Japanese company Nissan is pouring £1 billion into a UK-based factory to make a next-generation electric vehicle and its batteries, alongside funding from the UK government.
With Brexit posing a serious challenge to domestic carmakers, Nissan’s commitment was hailed by the government as a sign that UK industry can thrive even outside the EU.
The project has been launched with an initial investment of £1 billion by Nissan and its partners Envision AESC, a global player in battery technology, and Sunderland City Council.
Consisting of three interconnected initiatives, the Nissan EV36Zero brings together electric vehicles, renewable energy and battery manufacturing to create what the company describes as “a world’s first EV manufacturing ecosystem”.
The initiative, which will be based at Nissan’s Sunderland plant along with battery company Envision AESC, is expected to create more than 1,600 direct jobs with an additional 4,500 in supply companies.
Although Nissan said it would build an all-electric vehicle in the UK with £423 million of the £1 billion pledged, it declined to give details on when production could begin.
Business Secretary Kwasi Kwarteng suggested that the government has given Nissan significant financial support, but declined to give an exact figure. Nissan’s chief executive officer, Makoto Uchida, said:
“This project is part of Nissan’s pioneering efforts to achieve carbon neutrality throughout the lifecycle of our products. Our comprehensive approach includes not only the development and production of EVs, but also the use of on-board batteries for energy storage and reuse for secondary purposes.
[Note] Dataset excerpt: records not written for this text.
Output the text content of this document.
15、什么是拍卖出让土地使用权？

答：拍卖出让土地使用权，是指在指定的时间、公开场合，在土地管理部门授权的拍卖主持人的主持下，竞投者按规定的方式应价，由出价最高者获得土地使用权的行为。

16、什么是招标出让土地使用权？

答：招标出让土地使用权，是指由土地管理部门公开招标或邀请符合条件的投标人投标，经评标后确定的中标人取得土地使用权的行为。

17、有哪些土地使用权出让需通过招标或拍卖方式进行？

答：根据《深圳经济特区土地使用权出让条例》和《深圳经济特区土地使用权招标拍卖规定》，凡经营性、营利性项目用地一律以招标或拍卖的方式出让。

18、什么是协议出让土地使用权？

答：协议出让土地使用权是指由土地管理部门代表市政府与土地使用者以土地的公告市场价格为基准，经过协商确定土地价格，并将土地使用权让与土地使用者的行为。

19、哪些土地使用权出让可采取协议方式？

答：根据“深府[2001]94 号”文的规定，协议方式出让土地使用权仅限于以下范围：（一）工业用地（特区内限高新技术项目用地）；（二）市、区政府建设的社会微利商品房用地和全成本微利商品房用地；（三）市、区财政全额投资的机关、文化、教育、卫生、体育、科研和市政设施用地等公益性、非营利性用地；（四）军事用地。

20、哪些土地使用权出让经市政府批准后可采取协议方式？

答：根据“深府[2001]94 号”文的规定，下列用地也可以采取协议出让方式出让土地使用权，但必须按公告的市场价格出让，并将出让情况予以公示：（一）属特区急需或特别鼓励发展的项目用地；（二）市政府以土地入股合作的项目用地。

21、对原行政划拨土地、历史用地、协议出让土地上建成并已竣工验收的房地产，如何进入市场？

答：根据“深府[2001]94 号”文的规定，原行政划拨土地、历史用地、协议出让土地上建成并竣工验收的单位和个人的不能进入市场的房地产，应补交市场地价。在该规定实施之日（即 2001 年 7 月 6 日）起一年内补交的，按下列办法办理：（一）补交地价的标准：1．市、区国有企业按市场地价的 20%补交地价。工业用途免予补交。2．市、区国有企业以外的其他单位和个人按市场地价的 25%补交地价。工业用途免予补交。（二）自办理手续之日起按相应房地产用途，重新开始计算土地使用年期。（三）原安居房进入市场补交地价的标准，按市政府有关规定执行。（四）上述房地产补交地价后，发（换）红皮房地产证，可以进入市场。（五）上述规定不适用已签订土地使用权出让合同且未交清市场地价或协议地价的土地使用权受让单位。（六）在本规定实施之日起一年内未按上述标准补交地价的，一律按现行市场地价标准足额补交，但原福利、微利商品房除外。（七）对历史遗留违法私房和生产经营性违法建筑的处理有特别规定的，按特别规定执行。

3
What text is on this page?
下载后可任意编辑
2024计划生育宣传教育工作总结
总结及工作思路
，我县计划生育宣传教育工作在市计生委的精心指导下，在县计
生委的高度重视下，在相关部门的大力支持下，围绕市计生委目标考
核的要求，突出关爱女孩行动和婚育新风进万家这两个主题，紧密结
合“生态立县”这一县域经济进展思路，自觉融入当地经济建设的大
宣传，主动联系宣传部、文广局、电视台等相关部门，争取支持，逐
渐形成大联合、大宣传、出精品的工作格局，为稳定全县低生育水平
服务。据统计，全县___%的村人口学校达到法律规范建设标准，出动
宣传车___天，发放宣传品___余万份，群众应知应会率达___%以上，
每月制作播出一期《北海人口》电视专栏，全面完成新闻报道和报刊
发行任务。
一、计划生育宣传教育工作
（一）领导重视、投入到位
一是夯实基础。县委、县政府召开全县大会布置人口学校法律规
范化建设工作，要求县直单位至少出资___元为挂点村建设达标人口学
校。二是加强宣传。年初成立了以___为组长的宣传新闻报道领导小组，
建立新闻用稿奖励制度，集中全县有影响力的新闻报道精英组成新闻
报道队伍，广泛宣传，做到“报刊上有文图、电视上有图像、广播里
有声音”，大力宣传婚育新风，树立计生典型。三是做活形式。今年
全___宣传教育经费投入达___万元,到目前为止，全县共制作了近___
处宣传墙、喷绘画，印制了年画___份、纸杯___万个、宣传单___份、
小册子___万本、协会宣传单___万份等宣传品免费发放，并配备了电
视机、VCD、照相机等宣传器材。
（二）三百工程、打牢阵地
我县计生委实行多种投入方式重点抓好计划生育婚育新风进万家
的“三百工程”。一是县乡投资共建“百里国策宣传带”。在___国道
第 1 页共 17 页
” His company has developed concepts for smart city technologies that use vehicle-to-grid technology and battery storage to improve the distribution of low-carbon energy in future cities.
“Today’s announcement stems from lengthy discussions within our teams and will significantly accelerate our efforts in Europe to achieve carbon neutrality,” he added.
“Nissan will continue to leverage its electrification strengths to become a company that continues to deliver value to its customers and society.
British Prime Minister Boris Johnson said: “Nissan’s announcement to build its next-generation all-electric vehicle in Sunderland, alongside a new Envision-AESC gigafactory, is a great vote of confidence in the UK and our highly skilled workforce in the UK. north. East.
“Building on more than 30 years of history in the area, this is a pivotal moment in our electric vehicle revolution and securing the future for decades to come.
Envision AESC already operates a Sunderland-based battery factory that was established in 2012 to localize Nissan Leaf’s battery production.
It hopes the new factory will increase the cost competitiveness of UK-made EV batteries, including through a new Gen5 battery cell with 30 percent more energy density, improving range and efficiency.
A recent survey found that a quarter of UK households said they would buy an electric car or plug-in hybrid in the next five years.
The UK new car market has been faltering since the double blow of both Brexit and the Covid-19 pandemic. However, the April figures showed an 11.5% increase in March, the first growth in more than six months. Ben Nelmes, Head of Policy at New Automotive said:
“To stay ahead of the curve, we need a lot more of this kind of investment in battery manufacturing and charging infrastructure.Despite being a former car manufacturing hotspot, the UK is currently not in the top ten global electric vehicle manufacturer.
“Ministers should be using every tool in the box to encourage more investment in battery production, but UK regulations are currently encouraging carmakers to focus on making petrol and diesel models slightly more efficient, rather than taking the plunge to the production of fully electric cars.
“The government should replace this regime with a California-style scheme that would give investors and manufacturers the security they need to invest in large-scale battery production.
” The total value of the government grants Nissan offered to close the deal is unknown. According to Reuters, Johnson has declined to comment on the details of financial incentives, stating:
“There are ongoing discussions about ways we can support people who are going to bring great green technology to this country; of course they are confidential.”